Burgos is the city that I was so fortunate to call home for the past nine months. I honestly didn’t know what to expect since it’s not really a city that most people take the time to go to visit let alone blog about it. One awesome blogger Ashley fills us all in on life in Burgos and I’m honestly so grateful to call her a great friend. She has a ton of valuable information on her blog like where to score the best vegetarian food in Spain, a Spanish word of the day from her adorable fiancee, and tips for auxiliares de conversación. I am so excited to feature this girl and I hope you all take the time to check out her blog and social media for some sweet content about Spain!
1. Why did you choose Spain?
Well, I don’t think I necessarily chose Spain, it sort of fell into my lap. A lot of foreigners who come to Spain story of how they dreamt of living here after a holiday, studying Spanish or from an interest in the culture/literature/history, etc. I’m a French major from university, so my path was leaning more toward France or French Canada, that is until I met my Spanish partner in London in 2011. After years of long-distance, dealing with the stress of expiring visas and too many overseas moves we made the decision to leave Canada two years ago and move to Spain. I haven’t regretted the decision once. It’s not always easy living in another country, but we work through the hard stuff and always come out the other side winning. I adore Spain, Spanish food and the Spanish culture, and am proud to call it my home.
2. Can you tell us where you are located?
I live in Burgos, a city with a population of about 180,000, in northern Castilla y León. Despite its reputation for being one of the coldest cities in Spain (yup, it snows here) and for having “cold people” as a result, I adore this city. I was lucky enough to visit Burgos a handful of times before moving here last spring, meaning that I was slightly familiar with the place I’d be calling home. Burgos is really beautiful and due to it’s important place in Spanish history has an impressive assortment of monuments and sites to visit. Aside from morcilla de Burgos, Burgos is best known for Cid Campeador, the 11th-century Spanish hero, and it’s breathtaking Gothic cathedral. However, Burgos has plenty more to offer beside these, it’s home to Atapuerca (an archaeological dig where the oldest human fossils and tools in Western Europe have been found) and the Museum of Human Evolution. Burgos is also a goldmine for impressive stone monasteries and luscious green spaces. The food is another reason why I love this city; Burgos was named the Spanish Gastronomy Capital in 2013 and there’s no doubting why, the food scene here is phenomenal (for vegetarians and meat-eaters alike)!

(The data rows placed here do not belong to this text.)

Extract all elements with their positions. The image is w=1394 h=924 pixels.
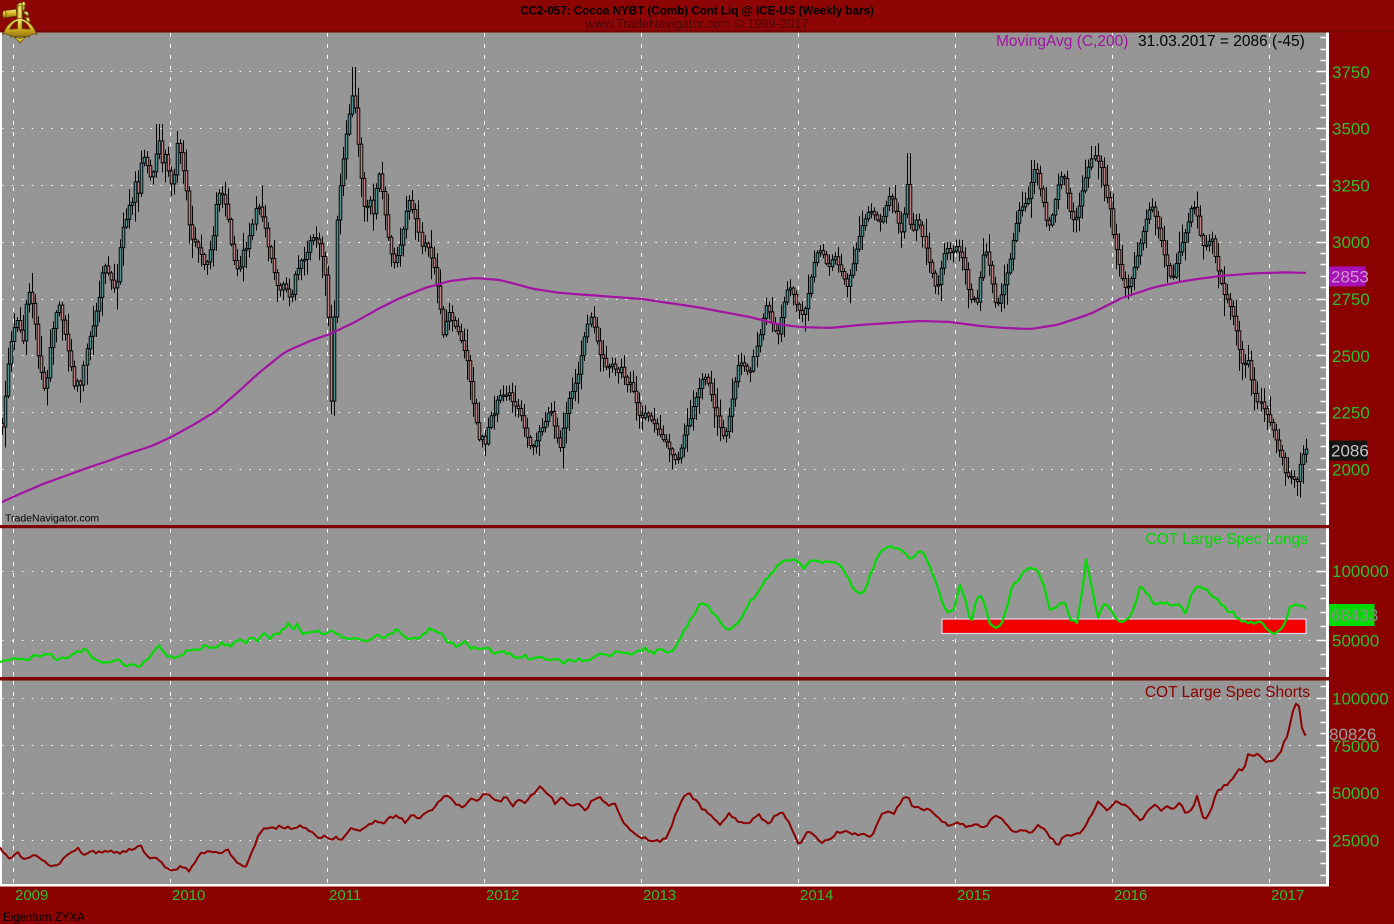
svg-text:CC2-057: Cocoa NYBT (Comb) Co: CC2-057: Cocoa NYBT (Comb) Cont Liq @ IC… (520, 4, 874, 18)
svg-text:31.03.2017 = 2086 (-45): 31.03.2017 = 2086 (-45) (1138, 33, 1305, 50)
svg-text:3750: 3750 (1332, 63, 1370, 82)
svg-text:3250: 3250 (1332, 176, 1370, 195)
svg-text:80826: 80826 (1329, 725, 1376, 744)
svg-text:2012: 2012 (486, 887, 519, 904)
svg-text:COT Large Spec Longs: COT Large Spec Longs (1145, 531, 1308, 548)
svg-text:50000: 50000 (1332, 632, 1379, 651)
svg-text:2853: 2853 (1331, 268, 1369, 287)
svg-text:2010: 2010 (172, 887, 205, 904)
svg-text:50000: 50000 (1332, 784, 1379, 803)
svg-text:2086: 2086 (1331, 442, 1369, 461)
svg-text:75000: 75000 (1332, 737, 1379, 756)
svg-text:2011: 2011 (329, 887, 361, 904)
svg-text:2750: 2750 (1332, 290, 1370, 309)
svg-text:2500: 2500 (1332, 347, 1370, 366)
svg-text:100000: 100000 (1332, 562, 1389, 581)
svg-text:COT Large Spec Shorts: COT Large Spec Shorts (1145, 684, 1310, 701)
svg-text:2250: 2250 (1332, 404, 1370, 423)
svg-text:Eigentum ZYXA: Eigentum ZYXA (3, 912, 85, 924)
svg-text:2017: 2017 (1271, 887, 1304, 904)
svg-text:2013: 2013 (643, 887, 676, 904)
svg-text:www.TradeNavigator.com © 1999-: www.TradeNavigator.com © 1999-2017 (584, 16, 808, 31)
svg-text:2000: 2000 (1332, 460, 1370, 479)
svg-text:2016: 2016 (1114, 887, 1147, 904)
svg-text:2009: 2009 (15, 887, 48, 904)
svg-text:68433: 68433 (1331, 606, 1378, 625)
svg-text:3000: 3000 (1332, 233, 1370, 252)
svg-text:25000: 25000 (1332, 832, 1379, 851)
svg-text:3500: 3500 (1332, 120, 1370, 139)
svg-text:2014: 2014 (800, 887, 833, 904)
svg-text:TradeNavigator.com: TradeNavigator.com (5, 513, 99, 525)
svg-text:100000: 100000 (1332, 690, 1389, 709)
svg-text:MovingAvg (C,200): MovingAvg (C,200) (996, 33, 1128, 50)
svg-text:2015: 2015 (957, 887, 990, 904)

3. What was the biggest obstacle you faced when you made the move to Spain?
I’m sure most people would name the language as their biggest obstacle after moving to Spain, but I was lucky enough to have a few years of Spanish immersion from living with Spanish partner, so the language wasn’t the problem. However, it could have been if I hadn’t had his help before moving here. I think the biggest obstacle for me- and it still holds true- is finding my place in Spain. Unlike a lot of English (or other) speakers my age, Spain is permanent for me; I have Spanish residency and have made it my home. I struggle with being someone who stays while everyone else leaves, with making friends and with feeling like I’m a part of a community here. Some days are harder than others, but I can definitely day that now in my second year in Spain and after having forced myself to do the same things as I did in Canada (like volunteering, going to the gym or attending cultural activities) I struggle with finding my place less than before. I do my best to stay positive and keep pushing myself out of my comfort zone.

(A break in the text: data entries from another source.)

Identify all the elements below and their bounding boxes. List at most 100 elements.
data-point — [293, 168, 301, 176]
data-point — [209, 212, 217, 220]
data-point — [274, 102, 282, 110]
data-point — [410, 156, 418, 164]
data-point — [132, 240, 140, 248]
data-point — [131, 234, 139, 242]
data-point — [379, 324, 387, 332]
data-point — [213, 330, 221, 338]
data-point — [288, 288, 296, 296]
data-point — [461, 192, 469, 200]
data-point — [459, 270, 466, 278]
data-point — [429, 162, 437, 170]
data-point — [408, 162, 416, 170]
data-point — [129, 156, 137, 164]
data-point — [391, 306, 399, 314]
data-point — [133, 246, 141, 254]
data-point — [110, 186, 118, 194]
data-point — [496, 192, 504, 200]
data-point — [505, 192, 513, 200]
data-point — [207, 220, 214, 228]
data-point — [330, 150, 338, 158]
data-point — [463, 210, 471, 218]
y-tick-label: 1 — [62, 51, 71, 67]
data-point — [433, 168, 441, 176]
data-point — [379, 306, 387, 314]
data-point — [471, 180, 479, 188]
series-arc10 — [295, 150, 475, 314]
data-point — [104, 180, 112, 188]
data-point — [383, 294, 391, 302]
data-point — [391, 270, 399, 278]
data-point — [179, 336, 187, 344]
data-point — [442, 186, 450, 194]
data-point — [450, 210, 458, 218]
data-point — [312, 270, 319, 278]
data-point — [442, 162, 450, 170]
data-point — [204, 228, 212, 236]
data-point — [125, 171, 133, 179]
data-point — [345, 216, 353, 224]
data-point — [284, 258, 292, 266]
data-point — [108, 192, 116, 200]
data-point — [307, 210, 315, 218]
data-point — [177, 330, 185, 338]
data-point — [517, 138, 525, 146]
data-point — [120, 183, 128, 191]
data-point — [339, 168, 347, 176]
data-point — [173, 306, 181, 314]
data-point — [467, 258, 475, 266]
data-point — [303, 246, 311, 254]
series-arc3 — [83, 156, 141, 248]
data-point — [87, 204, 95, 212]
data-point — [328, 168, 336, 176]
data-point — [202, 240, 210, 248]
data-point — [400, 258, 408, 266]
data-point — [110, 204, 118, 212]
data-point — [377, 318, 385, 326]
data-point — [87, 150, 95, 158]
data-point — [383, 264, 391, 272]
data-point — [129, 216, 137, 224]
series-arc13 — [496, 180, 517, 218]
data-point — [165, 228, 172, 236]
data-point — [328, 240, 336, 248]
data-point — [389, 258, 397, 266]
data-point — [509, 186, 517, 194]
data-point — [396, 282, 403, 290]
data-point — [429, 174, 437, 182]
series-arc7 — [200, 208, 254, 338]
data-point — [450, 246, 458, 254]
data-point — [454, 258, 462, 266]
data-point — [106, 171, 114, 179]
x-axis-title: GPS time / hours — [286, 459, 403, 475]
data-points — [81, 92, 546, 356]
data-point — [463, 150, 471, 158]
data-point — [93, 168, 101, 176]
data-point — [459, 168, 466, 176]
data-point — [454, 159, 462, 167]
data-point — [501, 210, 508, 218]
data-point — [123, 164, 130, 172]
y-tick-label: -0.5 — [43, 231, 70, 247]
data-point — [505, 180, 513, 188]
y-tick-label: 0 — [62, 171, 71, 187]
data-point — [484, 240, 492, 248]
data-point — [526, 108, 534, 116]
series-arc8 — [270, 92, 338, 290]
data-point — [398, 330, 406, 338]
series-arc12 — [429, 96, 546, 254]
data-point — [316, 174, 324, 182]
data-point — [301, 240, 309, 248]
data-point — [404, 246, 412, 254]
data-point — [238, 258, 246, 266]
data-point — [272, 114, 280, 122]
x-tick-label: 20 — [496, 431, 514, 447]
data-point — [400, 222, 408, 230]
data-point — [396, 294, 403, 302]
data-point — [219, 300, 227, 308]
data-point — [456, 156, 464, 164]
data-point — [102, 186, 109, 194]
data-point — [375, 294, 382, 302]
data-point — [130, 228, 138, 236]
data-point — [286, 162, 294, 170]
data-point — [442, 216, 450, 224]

4. Can you describe Spain in three words?
Alive, real, colourful.
5. What is one thing you wish you knew before coming to Spain?
Oh, this one question’s difficult! I guess I’ll say that I wish I’d known that I was going to have to teach English for longer than I want to. After 3 years as a language assistant (two in Spain and another in France) and having renewed for another I’m starting to test the waters and see what I can do to support myself that doesn’t mean teaching English. I certainly don’t mind it, but I’d like a job related to my field of study, with more security than 8 months as a language assistant each school year. I’m sure that before I came here I thought I wouldn’t dedicate so many years to teaching English, a friendly heads-up would have been appreciated it!